Although Roger Federer might not be literally close to old age, he is certainly nearing the twilight of his illustrious career, but going by form and fitness, the maestro is far from being over with his heroics on the tennis court.
Many assumed in late 2016 it was about time Federer called it quits, but the age-defying resurgence in 2017 have squashed all retirement speculations since.
Registering victory in the quarter-final of the ABN AMRO World Tournament against Dutch star Robin Haase, the Swiss reclaimed his number one rank, a spot he has held for a total of 302 weeks previously.
Now, at 36, he becomes the oldest player in the history of the sport to secure the top spot, surpassing Andre Agassi, who held the record at age 33.
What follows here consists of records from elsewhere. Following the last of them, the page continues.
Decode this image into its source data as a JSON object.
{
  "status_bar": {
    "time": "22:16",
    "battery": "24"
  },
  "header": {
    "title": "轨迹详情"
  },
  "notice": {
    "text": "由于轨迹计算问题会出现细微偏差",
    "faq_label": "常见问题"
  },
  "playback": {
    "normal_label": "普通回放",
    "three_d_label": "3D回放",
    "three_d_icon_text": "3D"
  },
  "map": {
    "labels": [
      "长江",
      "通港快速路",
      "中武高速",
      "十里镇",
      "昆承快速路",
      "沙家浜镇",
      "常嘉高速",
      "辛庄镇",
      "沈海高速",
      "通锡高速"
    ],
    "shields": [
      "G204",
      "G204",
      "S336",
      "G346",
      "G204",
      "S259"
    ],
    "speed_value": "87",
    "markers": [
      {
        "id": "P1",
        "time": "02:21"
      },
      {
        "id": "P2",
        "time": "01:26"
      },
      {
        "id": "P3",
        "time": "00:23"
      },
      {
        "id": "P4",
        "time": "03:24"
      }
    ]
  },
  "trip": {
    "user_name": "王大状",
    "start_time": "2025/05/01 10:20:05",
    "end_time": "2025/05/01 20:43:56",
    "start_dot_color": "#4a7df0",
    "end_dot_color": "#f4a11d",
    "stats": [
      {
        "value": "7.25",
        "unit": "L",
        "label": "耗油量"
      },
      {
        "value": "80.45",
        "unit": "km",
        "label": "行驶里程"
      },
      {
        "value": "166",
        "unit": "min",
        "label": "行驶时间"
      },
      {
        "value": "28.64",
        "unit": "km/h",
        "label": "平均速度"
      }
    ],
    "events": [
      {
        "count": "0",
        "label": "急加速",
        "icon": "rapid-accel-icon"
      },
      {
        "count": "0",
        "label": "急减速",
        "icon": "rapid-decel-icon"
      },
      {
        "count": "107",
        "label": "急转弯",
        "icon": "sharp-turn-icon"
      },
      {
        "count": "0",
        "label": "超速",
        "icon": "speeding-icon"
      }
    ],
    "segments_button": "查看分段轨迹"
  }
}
Known for his brilliant sense of humour, the world number one took to social media to address the fact and tweeted: “Apparently I'm the oldest tennis player with a #1 ranking. Somebody might have mentioned that to me already but I had a hard time hearing.”
While he later spoke of his incredible journey and how he felt reclaiming the highest honours again.
Nadal has not played since retiring in the Australian Open quarter-finals last month, and with his withdrawal from the Rotterdam tournament, the 36-year-old thought it to be the ideal opportunity as there was a chance to secure the elite spot. Hence he entered the competition via wildcard.
Moments after the win on Friday, Federer said: “What an amazing run it's been and a journey it's been for me ... to clinch world No. 1.
"Getting to No. 1 and enjoying it right here at 36, almost 37 years old is an absolute dream come true. I can't believe it.”
He asserted there was no substitute for hard work and age being a prime factor in determining the length of his involvement in the game, for Federer, reaching this stage indeed makes it more noteworthy.
“This one, because I'm a little bit older, is a little bit more special maybe, because there's just so much that has to go into it, so much has to be right for it to work out, and it did so. It's a very deep satisfaction.
“Reaching No. 1 is one of, if not the ultimate achievement in our sport,” Federer added.
“Sometimes at the beginning you get there just because you play so well. Later, you sometimes try to fight it back and you wrest it back from somebody else who deserved to be there, and when you're older you feel like you have to put maybe double the work in. So this one maybe means the most to me throughout my career.”
The Swiss ace takes on Andreas Seppi in the semis, while Grigor Dimitrov squares off against David Goffin for a place in the final.